В последний съемочный день он сидел за столом, пил со своим ассистентом, а вся группа – по соседству за большим столом. Я подсел к нему.

– Слушай меня, Андрей, – сказал он, – я уверен, что мы еще будем видеться. Ты здесь задержишься.

Тогда он еще не видел ни кадра из снятого материала. Да и картину он увидел только спустя два года. Я приехал с фильмом к нему в Санта-Барбару, он посмотрел, сказал мне много хороших слов…

Но роль отца в картине поначалу я представлял совсем иной. Мне казалось, что это мог бы сыграть Берт Ланкастер и все мои беды из-за его не вовремя случившейся операции на сердце. Теперь я понимаю, что и Ланкастер бы не сыграл. Просто потому, что этот характер не свойствен англо-саксонскому поведению. Ну не исключаю, еще мог бы быть подобного типа пьяница-ирландец, хотя тоже живущий не в Америке. Если бы я снял все так, как было задумано, с этой пьяной свирепостью, с битьем в кровь друг друга, все, все пришлось бы вырезать. Получилось бы так же нелогично, как картина Кустурицы из американской жизни. Он снял американских актеров, но заставил их вести себя как югославы – плакать, падать на колени, бить друг другу морды, целоваться взасос… Получается странное зрелище. Американцы так себя не ведут. Если это про американцев, то про сумасшедших. А будь его героями югославы, все было бы нормально. Так они и должны себя вести. Нельзя втискивать поведение одной нации в ментальность другой. Возникает очень серьезный перекос, зритель недоумевает…
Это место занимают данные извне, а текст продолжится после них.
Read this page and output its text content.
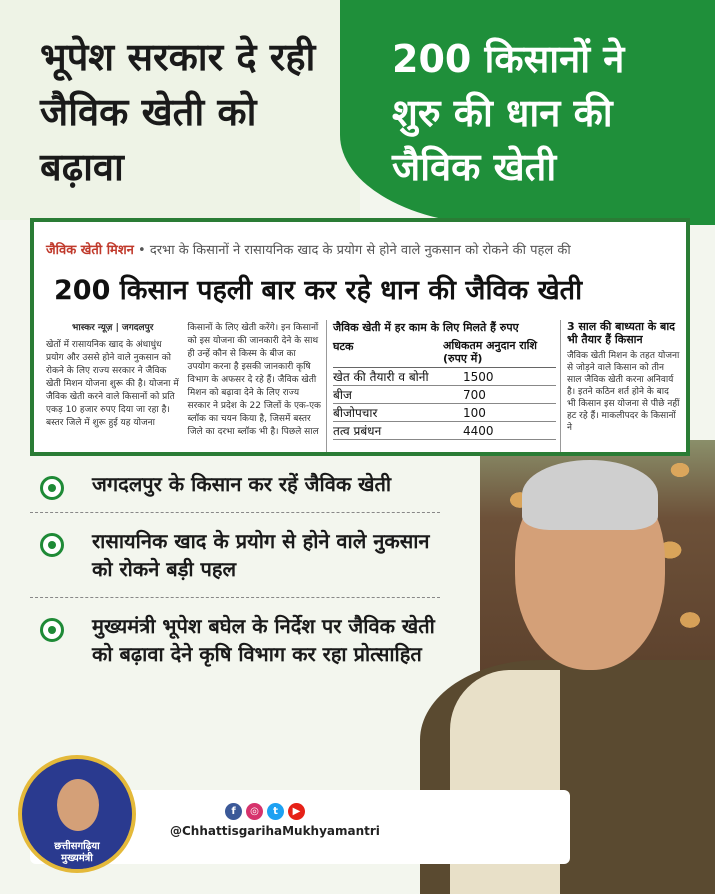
भूपेश सरकार दे रही जैविक खेती को बढ़ावा
200 किसानों ने शुरु की धान की जैविक खेती
जैविक खेती मिशन • दरभा के किसानों ने रासायनिक खाद के प्रयोग से होने वाले नुकसान को रोकने की पहल की
200 किसान पहली बार कर रहे धान की जैविक खेती
भास्कर न्यूज़ | जगदलपुर
खेतों में रासायनिक खाद के अंधाधुंध प्रयोग और उससे होने वाले नुकसान को रोकने के लिए राज्य सरकार ने जैविक खेती मिशन योजना शुरू की है। योजना में जैविक खेती करने वाले किसानों को प्रति एकड़ 10 हजार रुपए दिया जा रहा है। बस्तर जिले में शुरू हुई यह योजना किसानों के लिए खेती करेंगे। इन किसानों को इस योजना की जानकारी देने के साथ ही उन्हें कौन से किस्म के बीज का उपयोग करना है इसकी जानकारी कृषि विभाग के अफसर दे रहे हैं। जैविक खेती मिशन को बढ़ावा देने के लिए राज्य सरकार ने प्रदेश के 22 जिलों के एक-एक ब्लॉक का चयन किया है, जिसमें बस्तर जिले का दरभा ब्लॉक भी है। पिछले साल
जैविक खेती में हर काम के लिए मिलते हैं रुपए
घटक	अधिकतम अनुदान राशि (रुपए में)
खेत की तैयारी व बोनी	1500
बीज	700
बीजोपचार	100
तत्व प्रबंधन	4400
3 साल की बाध्यता के बाद भी तैयार हैं किसान
जैविक खेती मिशन के तहत योजना से जोड़ने वाले किसान को तीन साल जैविक खेती करना अनिवार्य है। इतने कठिन शर्त होने के बाद भी किसान इस योजना से पीछे नहीं हट रहे हैं। माकलीपदर के किसानों ने
जगदलपुर के किसान कर रहें जैविक खेती
रासायनिक खाद के प्रयोग से होने वाले नुकसान को रोकने बड़ी पहल
मुख्यमंत्री भूपेश बघेल के निर्देश पर जैविक खेती को बढ़ावा देने कृषि विभाग कर रहा प्रोत्साहित
छत्तीसगढ़िया
मुख्यमंत्री
f	◎	t	▶
@ChhattisgarihaMukhyamantri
Неполучившуюся линию я из картины выбросил и сумел сделать это почти незаметно. Но один шовчик остался – в так называемой сцене ожидания: она моет посуду, он играет мячиком о стенку. Эта пауза понадобилась из-за того, что вылетело подряд сразу несколько сцен. И все-таки, думаю, картина удалась в монтаже, потому что по структуре она очень медленная, в очень плавном меланхолическом ритме, даже элегическом, так сказать, элегия с эмоциональными взрывами. Замедленности ритма зритель не ощущает, потому что сама картина короткая.

Критика признала «Возлюбленных Марии» самым русским фильмом, когда-либо снятым в Америке. Правда, и это признали не сразу. Первая большая статья обо мне в «Америкэн Синема» (это теоретический киножурнал, довольно неплохой, издаваемый «Америкэн филм инститьют») появилась уже после «Поезда-беглеца», хотя написана была сразу после «Возлюбленных Марии». Просто лежала в редакции. Сочли, что я не заслуживаю внимания. И только после второго фильма добавили о нем несколько строк и поставили в номер.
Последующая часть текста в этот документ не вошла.